Why Zacks? Learn to Be a Better Investor. Forgot Password. Car dealers like to lease vehicles. The leasing option usually gives a dealer more ways to make more money compared with cash or regular financing. The finance company also does OK with leases, but it puts itself on the hook concerning the future value of a leased car.
Lease Financing
As a car dealer, you can make money by leasing a car in many of the same ways as if you were selling the car. For example, you can profit from the price the customer agrees to at both the start and the end of the lease. You also can make money on the interest rate of the lease, the amount the customer receives on his trade-in and any extras he purchases. When you put up a car for lease, the customer pays you the amount by which the car depreciates in value over the period of the lease. Since no car has a set depreciation amount, the amount of that payment will be the result of your negotiation with the customer, just as if you were selling the car. When you and the buyer agree on a price, that price is known as the capitalized cost. The higher a capitalized cost you can get the customer to agree to, the more profit you stand to make. The other main pricing variable in a car lease is the residual value, or the amount the car is worth at the end of the lease period. This is also an area of negotiation between you and the customer. A lower residual value results in more profit for you as a dealer, as the customer must pay the difference between the original capitalized cost and the final residual value. When you offer a car for lease, you must buy the car from the manufacturer. Unlike a car sale, in which the customer will take out a loan and pay you the full amount of the car upfront, with a lease you must front this cost.
New Car Sales
In this sense, you are essentially loaning the customer money to lease the car, which will probably cost you interest. You can recoup this cost and more by negotiating the interest rate on your customer’s lease payments, which is known as the «money factor. By charging a higher interest rate than you have to pay yourself, you can make additional profit on the lease.

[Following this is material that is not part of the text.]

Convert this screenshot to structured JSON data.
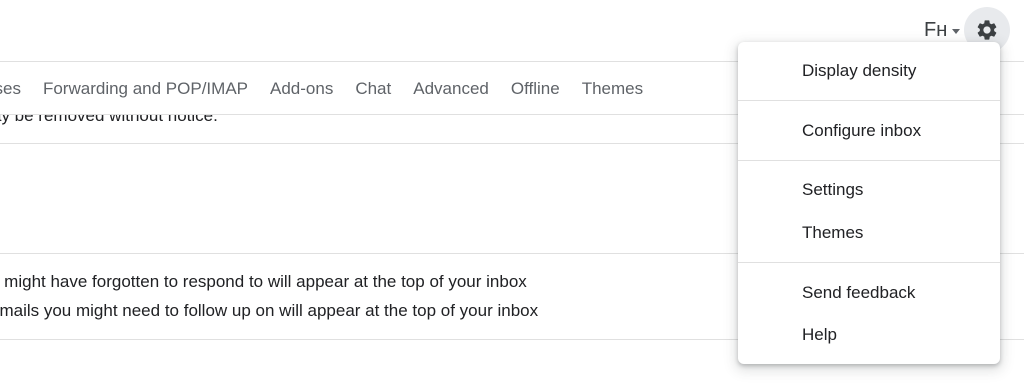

Accepting Trade-Ins and Selling Used Cars
Small Business — Chron. Used Ford. Note: Depending on which text editor you’re pasting into, you might have to add the italics to the site name. Check out a few of the ways in which car dealers make money below. Used Mazda. There is a lot of debate over whether or not people should invest in extended warranties when buying a new or used car. But they also make money by doing more than just selling new cars.
Offering Financing Options to Car Buyers
Can dealers make a profit from leasing? The answer is a resounding Yes, and in the same ways one would make a profit from selling a car. Dealers will make the profit from the price the customer agrees on at the beginning and end of the lease. Dealers will also profit from the money factor and any add-ons they sell to the customers.
Marking Up the Rate
Two main areas where dealers can maximize profit will be with the Capitalized Cost and Residual Value. When dealers lease their vehicles, the customers pay the amount of depreciation over the period of the lease. The depreciation will be determined by the difference between Net Capitalized Cost and Residual Value. The dealer and the customer will negotiate on an agreed upon value. The agreed upon value is also known as the Capitalized cost. The higher the capitalized cost, the more profit the dealer can make. The second main area to maximize profit will be with the residual value. The lower the residual value the higher the profit since the customer pays the difference, the amount of depreciation. The dealer can also boost profit based on the money factor. The money factor is the breakdown of the APR for the lease payments. The dealer can charge a higher rate while it still looks attractive towards customers. For example, an APR of 20 percent breaks down to a money factor of. Also by law, the money factor does not need to be disclosed on the lease agreements making it easier for dealers to charge higher rates.